Q1: Simulating Loan Processing
ZipLoan, Inc. operates a B2B website for (relatively) speedy business loans. In this problem, you will simulate ZipLoans operation. For simplicity, we will assume that the ZipLoans operations are a continuous, 24/7 affair (for a more realistic model, this assumption could be changed by using Arenas schedule features and/or changing the number of hours per day in the replication parameters dialog box). ZipLoans process may be modeled as follows:
Loan applications arrive from ZipLoans website in a memoryless manner, with an average time between applications of 1.2 hours.
Each loan application must be analyzed by an underwriter. The time required for underwriting is well-modeled by a triangular random variable with a minimum of 1 hour, a most likely value of 3 hours, and a maximum value of 5 hours. You always keep 4 underwriters on staff, and applications wait in a queue if no underwriters are available when they arrive.
Historically, your underwriters approve 43% of the loan applications they analyze. The remainder are rejected.
For each loan approved by underwriters, additional work must be done to prepare a loan offer. For each loan, the time required is well-modeled by a triangular distribution with a minimum value of 4 hours, a most likely value of 5 hours, and maximum of 8 hours. This work is performed by employees called regular staffers, and processing a loan requires one regular staffer. You have 4 regular staffers, and approved loans wait in queue if all regular staffers are currently busy.

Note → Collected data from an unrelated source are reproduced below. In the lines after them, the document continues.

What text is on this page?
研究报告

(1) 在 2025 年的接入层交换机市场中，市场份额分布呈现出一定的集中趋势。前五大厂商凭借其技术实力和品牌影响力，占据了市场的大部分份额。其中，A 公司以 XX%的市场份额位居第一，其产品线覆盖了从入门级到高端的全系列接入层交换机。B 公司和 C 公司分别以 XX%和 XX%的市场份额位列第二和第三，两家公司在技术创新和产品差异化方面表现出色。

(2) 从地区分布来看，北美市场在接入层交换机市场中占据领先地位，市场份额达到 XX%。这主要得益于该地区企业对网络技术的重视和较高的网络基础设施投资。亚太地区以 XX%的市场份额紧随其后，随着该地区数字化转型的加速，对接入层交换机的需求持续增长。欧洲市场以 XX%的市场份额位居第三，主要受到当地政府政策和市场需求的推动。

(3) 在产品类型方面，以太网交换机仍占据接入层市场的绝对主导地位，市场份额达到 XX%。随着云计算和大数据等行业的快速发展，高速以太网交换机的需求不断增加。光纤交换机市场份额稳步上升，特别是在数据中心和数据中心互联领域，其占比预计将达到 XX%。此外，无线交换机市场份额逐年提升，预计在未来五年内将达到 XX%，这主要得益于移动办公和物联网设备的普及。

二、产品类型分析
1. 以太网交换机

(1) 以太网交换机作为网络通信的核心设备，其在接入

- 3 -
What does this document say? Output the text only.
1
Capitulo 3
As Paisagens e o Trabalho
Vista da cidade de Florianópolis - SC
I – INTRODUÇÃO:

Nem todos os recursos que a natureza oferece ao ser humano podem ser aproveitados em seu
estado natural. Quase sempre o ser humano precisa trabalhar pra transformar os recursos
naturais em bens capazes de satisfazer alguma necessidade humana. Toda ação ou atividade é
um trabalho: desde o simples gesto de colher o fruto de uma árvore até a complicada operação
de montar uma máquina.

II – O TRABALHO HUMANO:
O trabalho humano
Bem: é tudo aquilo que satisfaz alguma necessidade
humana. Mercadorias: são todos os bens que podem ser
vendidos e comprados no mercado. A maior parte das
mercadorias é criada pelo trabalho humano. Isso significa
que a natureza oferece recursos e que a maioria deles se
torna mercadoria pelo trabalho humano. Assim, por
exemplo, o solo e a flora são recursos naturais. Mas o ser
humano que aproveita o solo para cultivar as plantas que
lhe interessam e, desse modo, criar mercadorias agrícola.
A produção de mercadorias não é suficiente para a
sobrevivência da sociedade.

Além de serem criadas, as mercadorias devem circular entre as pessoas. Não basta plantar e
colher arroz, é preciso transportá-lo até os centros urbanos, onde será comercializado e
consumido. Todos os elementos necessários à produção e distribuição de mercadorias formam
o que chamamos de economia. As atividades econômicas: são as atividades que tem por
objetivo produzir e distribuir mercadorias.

After preparation, each offer is sent back to the applicant. In 75% of the cases, the applicant accepts the offer, but sometimes applicants decline (for example, because they obtained better terms from another lender). The time applicants take to decide whether to accept loan offers is well-modeled by a triangular distribution with a minimum value of 1 hour, a most likely value of 48 hours, and a maximum value of 168 hours (one week).
If an offer is accepted, some additional work must be done to complete the origination of the loan; after this step, the process is complete. This process takes a single regular staffer, from the same pool of 4 workers who prepare offers, an amount of time that is well modeled by a uniform distribution between 3 and 4 hours. If all regular staffers are currently busy, an offer waits in a queue until a staffer is available.
Build an Arena model corresponding to this process. Enable statistics collection for entities, resources, queues, and processes, and use hours as your base time unit. Simulate 400 days of operation, plus a warm-up time of 4 days.
Based on running your simulation, answer the following questions:
For cases in which loans approved, use the Arena output report to estimate how much time passes on average, between the customer submitting their application and receiving their loan offer. What percentage of this average is queuing time? Show your work.
From the time a customer accepts an offer, estimate how long takes, on average, for origination of the loan to be complete. Again, use the Arena output report and show your work. What percentage of this average is queuing time?
What percentage of the time are the underwriters busy?
What percentage of the time are the regular staffers busy?
Submit your work as follows on Canvas:
Submit your Arena .doe model file
Prepare a document giving your answers to and showing your work for questions (a)-(d). Include screen shots from the relevant parts of the Arena output report spreadsheet to help justify each of your answers.